When NOT to use — limitations and common misapplications

— (1) Confusing STRATOS with a reporting guideline — STRATOS is a methods guidance initiative, not a checklist authors submit with manuscripts; journals require STROBE or RECORD, not a STRATOS sign-off. (2) Using STRATOS in isolation without specifying which TG — citing "STRATOS" without specifying the relevant topic group is vague; be specific (e.g., "we followed STRATOS TG2 guidance on missing data"). (3) Treating STRATOS as a mandatory standard — unlike TRIPOD or PRISMA, STRATOS guidance documents are educational outputs; they do not carry the same journal-submission or regulatory-submission weight as formal reporting checklists. (4) Over-applying TG1 to causal studies — STRATOS TG1 (variable selection) guidance is primarily framed for prediction modelling; causal observational studies should use DAG-guided pre-specified covariate sets per TG5, not algorithmic selection. (5) Missing the TG5 / estimands connection — many pharmacoepidemiologists use STRATOS TG5 informally for DAG reasoning but do not formally cite it; aligning with ICH E9(R1) estimand thinking (ich-e9-r1 in this catalog) provides a complementary and increasingly regulatory- accepted framework. (6) Assuming STRATOS replaces biostatistical peer review — STRATOS guidance documents are written for a wide audience; complex analytic challenges in specific study types still require biostatistical co-authorship and review.

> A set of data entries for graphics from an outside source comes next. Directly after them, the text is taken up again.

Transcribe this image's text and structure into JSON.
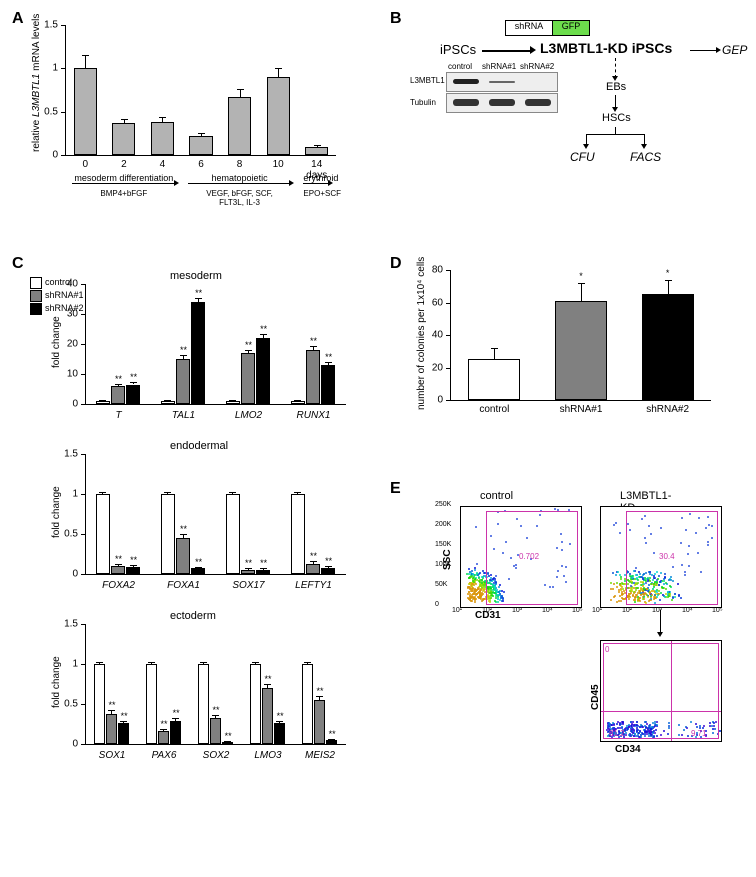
{
  "labels": {
    "A": "A",
    "B": "B",
    "C": "C",
    "D": "D",
    "E": "E"
  },
  "panelA": {
    "type": "bar",
    "ylabel": "relative L3MBTL1 mRNA levels",
    "ylabel_html": "relative <i>L3MBTL1</i> mRNA levels",
    "ylim": [
      0,
      1.5
    ],
    "yticks": [
      0,
      0.5,
      1.0,
      1.5
    ],
    "categories": [
      "0",
      "2",
      "4",
      "6",
      "8",
      "10",
      "14 days"
    ],
    "values": [
      1.0,
      0.37,
      0.38,
      0.22,
      0.67,
      0.9,
      0.09
    ],
    "errors": [
      0.15,
      0.05,
      0.06,
      0.03,
      0.09,
      0.1,
      0.02
    ],
    "bar_color": "#b3b3b3",
    "phase_labels": [
      "mesoderm differentiation",
      "hematopoietic",
      "erythroid"
    ],
    "phase_sub": [
      "BMP4+bFGF",
      "VEGF, bFGF, SCF,\nFLT3L, IL-3",
      "EPO+SCF"
    ]
  },
  "panelB": {
    "top_labels": {
      "shRNA": "shRNA",
      "GFP": "GFP"
    },
    "iPSCs": "iPSCs",
    "kd": "L3MBTL1-KD iPSCs",
    "gep": "GEP",
    "ebs": "EBs",
    "hsc": "HSCs",
    "cfu": "CFU",
    "facs": "FACS",
    "wb": {
      "lanes": [
        "control",
        "shRNA#1",
        "shRNA#2"
      ],
      "rows": [
        "L3MBTL1",
        "Tubulin"
      ]
    }
  },
  "panelC": {
    "legend": [
      "control",
      "shRNA#1",
      "shRNA#2"
    ],
    "legend_colors": [
      "#ffffff",
      "#808080",
      "#000000"
    ],
    "charts": [
      {
        "title": "mesoderm",
        "ylabel": "fold change",
        "ylim": [
          0,
          40
        ],
        "yticks": [
          0,
          10,
          20,
          30,
          40
        ],
        "groups": [
          "T",
          "TAL1",
          "LMO2",
          "RUNX1"
        ],
        "series": [
          [
            1,
            1,
            1,
            1
          ],
          [
            6,
            15,
            17,
            18
          ],
          [
            6.5,
            34,
            22,
            13
          ]
        ],
        "errors": [
          [
            0.2,
            0.2,
            0.2,
            0.2
          ],
          [
            0.8,
            1.2,
            1.0,
            1.2
          ],
          [
            0.8,
            1.5,
            1.2,
            1.0
          ]
        ],
        "sig": [
          [
            "",
            "**",
            "**"
          ],
          [
            "",
            "**",
            "**"
          ],
          [
            "",
            "**",
            "**"
          ],
          [
            "",
            "**",
            "**"
          ]
        ]
      },
      {
        "title": "endodermal",
        "ylabel": "fold change",
        "ylim": [
          0,
          1.5
        ],
        "yticks": [
          0,
          0.5,
          1.0,
          1.5
        ],
        "groups": [
          "FOXA2",
          "FOXA1",
          "SOX17",
          "LEFTY1"
        ],
        "series": [
          [
            1,
            1,
            1,
            1
          ],
          [
            0.1,
            0.45,
            0.05,
            0.13
          ],
          [
            0.09,
            0.07,
            0.05,
            0.08
          ]
        ],
        "errors": [
          [
            0.02,
            0.02,
            0.02,
            0.02
          ],
          [
            0.03,
            0.05,
            0.02,
            0.03
          ],
          [
            0.02,
            0.02,
            0.02,
            0.02
          ]
        ],
        "sig": [
          [
            "",
            "**",
            "**"
          ],
          [
            "",
            "**",
            "**"
          ],
          [
            "",
            "**",
            "**"
          ],
          [
            "",
            "**",
            "**"
          ]
        ]
      },
      {
        "title": "ectoderm",
        "ylabel": "fold change",
        "ylim": [
          0,
          1.5
        ],
        "yticks": [
          0,
          0.5,
          1.0,
          1.5
        ],
        "groups": [
          "SOX1",
          "PAX6",
          "SOX2",
          "LMO3",
          "MEIS2"
        ],
        "series": [
          [
            1,
            1,
            1,
            1,
            1
          ],
          [
            0.38,
            0.16,
            0.33,
            0.7,
            0.55
          ],
          [
            0.26,
            0.29,
            0.03,
            0.26,
            0.05
          ]
        ],
        "errors": [
          [
            0.02,
            0.02,
            0.02,
            0.02,
            0.02
          ],
          [
            0.04,
            0.03,
            0.03,
            0.05,
            0.05
          ],
          [
            0.03,
            0.03,
            0.01,
            0.03,
            0.01
          ]
        ],
        "sig": [
          [
            "",
            "**",
            "**"
          ],
          [
            "",
            "**",
            "**"
          ],
          [
            "",
            "**",
            "**"
          ],
          [
            "",
            "**",
            "**"
          ],
          [
            "",
            "**",
            "**"
          ]
        ]
      }
    ]
  },
  "panelD": {
    "type": "bar",
    "ylabel": "number of colonies per 1x10⁴ cells",
    "ylim": [
      0,
      80
    ],
    "yticks": [
      0,
      20,
      40,
      60,
      80
    ],
    "categories": [
      "control",
      "shRNA#1",
      "shRNA#2"
    ],
    "values": [
      25,
      61,
      65
    ],
    "errors": [
      7,
      11,
      9
    ],
    "colors": [
      "#ffffff",
      "#808080",
      "#000000"
    ],
    "sig": [
      "",
      "*",
      "*"
    ]
  },
  "panelE": {
    "titles": [
      "control",
      "L3MBTL1-KD"
    ],
    "axis_y": "SSC",
    "axis_x": "CD31",
    "gate_vals": [
      "0.702",
      "30.4"
    ],
    "ticks": [
      "0",
      "50K",
      "100K",
      "150K",
      "200K",
      "250K"
    ],
    "xticks": [
      "10¹",
      "10²",
      "10³",
      "10⁴",
      "10⁵"
    ],
    "sub": {
      "axis_y": "CD45",
      "axis_x": "CD34",
      "vals": [
        "81.2",
        "9.71"
      ]
    }
  }
}
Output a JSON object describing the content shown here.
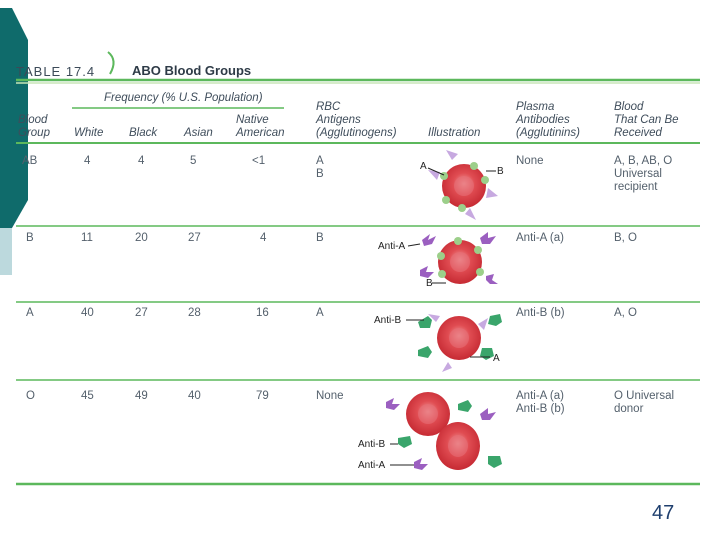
{
  "table": {
    "label": "TABLE 17.4",
    "name": "ABO Blood Groups",
    "headers": {
      "frequency": "Frequency (% U.S. Population)",
      "blood_group": [
        "Blood",
        "Group"
      ],
      "white": "White",
      "black": "Black",
      "asian": "Asian",
      "native": [
        "Native",
        "American"
      ],
      "antigens": [
        "RBC",
        "Antigens",
        "(Agglutinogens)"
      ],
      "illustration": "Illustration",
      "antibodies": [
        "Plasma",
        "Antibodies",
        "(Agglutinins)"
      ],
      "received": [
        "Blood",
        "That Can Be",
        "Received"
      ]
    },
    "rows": [
      {
        "group": "AB",
        "white": "4",
        "black": "4",
        "asian": "5",
        "native": "<1",
        "antigens": [
          "A",
          "B"
        ],
        "antibodies": [
          "None"
        ],
        "received": [
          "A, B, AB, O",
          "Universal",
          "recipient"
        ]
      },
      {
        "group": "B",
        "white": "11",
        "black": "20",
        "asian": "27",
        "native": "4",
        "antigens": [
          "B"
        ],
        "antibodies": [
          "Anti-A (a)"
        ],
        "received": [
          "B, O"
        ]
      },
      {
        "group": "A",
        "white": "40",
        "black": "27",
        "asian": "28",
        "native": "16",
        "antigens": [
          "A"
        ],
        "antibodies": [
          "Anti-B (b)"
        ],
        "received": [
          "A, O"
        ]
      },
      {
        "group": "O",
        "white": "45",
        "black": "49",
        "asian": "40",
        "native": "79",
        "antigens": [
          "None"
        ],
        "antibodies": [
          "Anti-A (a)",
          "Anti-B (b)"
        ],
        "received": [
          "O Universal",
          "donor"
        ]
      }
    ],
    "illustration_labels": {
      "ab_a": "A",
      "ab_b": "B",
      "b_anti_a": "Anti-A",
      "b_b": "B",
      "a_anti_b": "Anti-B",
      "a_a": "A",
      "o_anti_b": "Anti-B",
      "o_anti_a": "Anti-A"
    }
  },
  "page_number": "47",
  "colors": {
    "teal": "#0f6b6b",
    "green_rule": "#5cb85c",
    "rbc": "#d9363e",
    "antigen_a": "#c8e6b8",
    "antibody_a": "#9b5fc0",
    "antibody_b": "#3aa56b"
  }
}
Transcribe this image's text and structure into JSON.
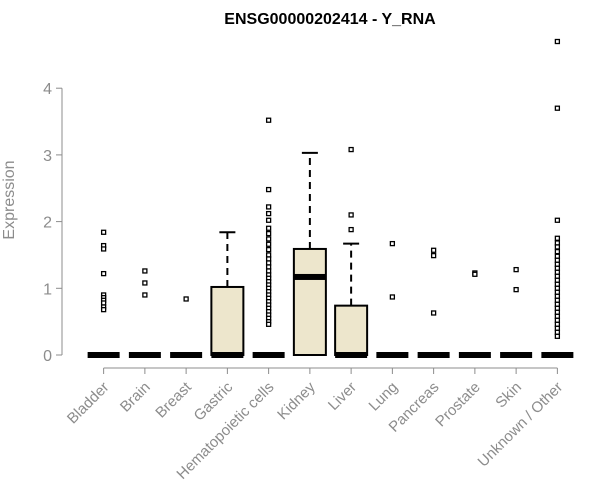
{
  "chart_data": {
    "type": "box",
    "title": "ENSG00000202414 - Y_RNA",
    "ylabel": "Expression",
    "xlabel": "",
    "ylim": [
      0,
      4.6
    ],
    "yticks": [
      0,
      1,
      2,
      3,
      4
    ],
    "grid": false,
    "box_fill": "#ede6cc",
    "categories": [
      "Bladder",
      "Brain",
      "Breast",
      "Gastric",
      "Hematopoietic cells",
      "Kidney",
      "Liver",
      "Lung",
      "Pancreas",
      "Prostate",
      "Skin",
      "Unknown / Other"
    ],
    "series": [
      {
        "category": "Bladder",
        "q1": 0,
        "median": 0,
        "q3": 0,
        "whisker_low": 0,
        "whisker_high": 0,
        "outliers": [
          1.84,
          1.64,
          1.59,
          1.22,
          0.9,
          0.86,
          0.82,
          0.78,
          0.72,
          0.68
        ]
      },
      {
        "category": "Brain",
        "q1": 0,
        "median": 0,
        "q3": 0,
        "whisker_low": 0,
        "whisker_high": 0,
        "outliers": [
          1.26,
          1.08,
          0.9
        ]
      },
      {
        "category": "Breast",
        "q1": 0,
        "median": 0,
        "q3": 0,
        "whisker_low": 0,
        "whisker_high": 0,
        "outliers": [
          0.84
        ]
      },
      {
        "category": "Gastric",
        "q1": 0,
        "median": 0,
        "q3": 1.02,
        "whisker_low": 0,
        "whisker_high": 1.84,
        "outliers": []
      },
      {
        "category": "Hematopoietic cells",
        "q1": 0,
        "median": 0,
        "q3": 0,
        "whisker_low": 0,
        "whisker_high": 0,
        "outliers": [
          3.52,
          2.48,
          2.22,
          2.12,
          2.02,
          1.9,
          1.82,
          1.74,
          1.66,
          1.58,
          1.5,
          1.44,
          1.38,
          1.32,
          1.26,
          1.2,
          1.15,
          1.1,
          1.05,
          1.0,
          0.95,
          0.9,
          0.85,
          0.8,
          0.75,
          0.7,
          0.65,
          0.6,
          0.55,
          0.5,
          0.46
        ]
      },
      {
        "category": "Kidney",
        "q1": 0,
        "median": 1.17,
        "q3": 1.59,
        "whisker_low": 0,
        "whisker_high": 3.03,
        "outliers": []
      },
      {
        "category": "Liver",
        "q1": 0,
        "median": 0,
        "q3": 0.74,
        "whisker_low": 0,
        "whisker_high": 1.67,
        "outliers": [
          3.08,
          2.1,
          1.88
        ]
      },
      {
        "category": "Lung",
        "q1": 0,
        "median": 0,
        "q3": 0,
        "whisker_low": 0,
        "whisker_high": 0,
        "outliers": [
          1.67,
          0.87
        ]
      },
      {
        "category": "Pancreas",
        "q1": 0,
        "median": 0,
        "q3": 0,
        "whisker_low": 0,
        "whisker_high": 0,
        "outliers": [
          1.57,
          1.49,
          0.63
        ]
      },
      {
        "category": "Prostate",
        "q1": 0,
        "median": 0,
        "q3": 0,
        "whisker_low": 0,
        "whisker_high": 0,
        "outliers": [
          1.23,
          1.21
        ]
      },
      {
        "category": "Skin",
        "q1": 0,
        "median": 0,
        "q3": 0,
        "whisker_low": 0,
        "whisker_high": 0,
        "outliers": [
          1.28,
          0.98
        ]
      },
      {
        "category": "Unknown / Other",
        "q1": 0,
        "median": 0,
        "q3": 0,
        "whisker_low": 0,
        "whisker_high": 0,
        "outliers": [
          4.7,
          3.7,
          2.02,
          1.75,
          1.68,
          1.62,
          1.55,
          1.48,
          1.42,
          1.36,
          1.3,
          1.24,
          1.18,
          1.12,
          1.06,
          1.0,
          0.94,
          0.88,
          0.82,
          0.76,
          0.7,
          0.64,
          0.58,
          0.52,
          0.46,
          0.4,
          0.34,
          0.28
        ]
      }
    ]
  }
}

How it maps to this catalog

— STRATOS topic-group guidance directly supports the implementation of several core catalog methods: TG1 (variable selection / functional forms) underpins rigorous propensity-score-methods-psm-iptw construction and the covariate specification step in any multivariable model. TG2 (missing data) implements the missing-data discipline required by multiple-imputation-longitudinal-rwe and contributes to missing-data-pattern-table-rwe (the reporting side). TG3 (measurement error) connects to quantitative-bias-analysis-toolkit-rwe (probabilistic bias analysis accounts for differential and non-differential measurement error) and to claims-outcome-algorithm-ppv-sensitivity-rwe (misclassification of outcomes is a form of measurement error). TG4 (design/matching) informs matching-estimators-rwe and the design choices in active-comparator new-user studies (active-comparator-new-user). TG5 (causal inference) directly operationalises the DAG discipline underlying dag-framework and provides the estimand-selection complement to estimands-ate-att-intercurrent-events-rwe. TG6 (high- dimensional data) provides the methods basis for high-dimensional-propensity-score-hdps-rwe. TG7 (survival analysis) informs time-to-event modelling across catalog concepts including accelerated-failure-time-models, competing-risks-methods, and kaplan-meier-methods. TG8 (prediction) bridges to tripod and probast in this catalog. The reporting obligations that STRATOS guidance helps fulfil are captured by strobe, record-pe, and harper — the companion reporting checklists in the guidelines section of this catalog.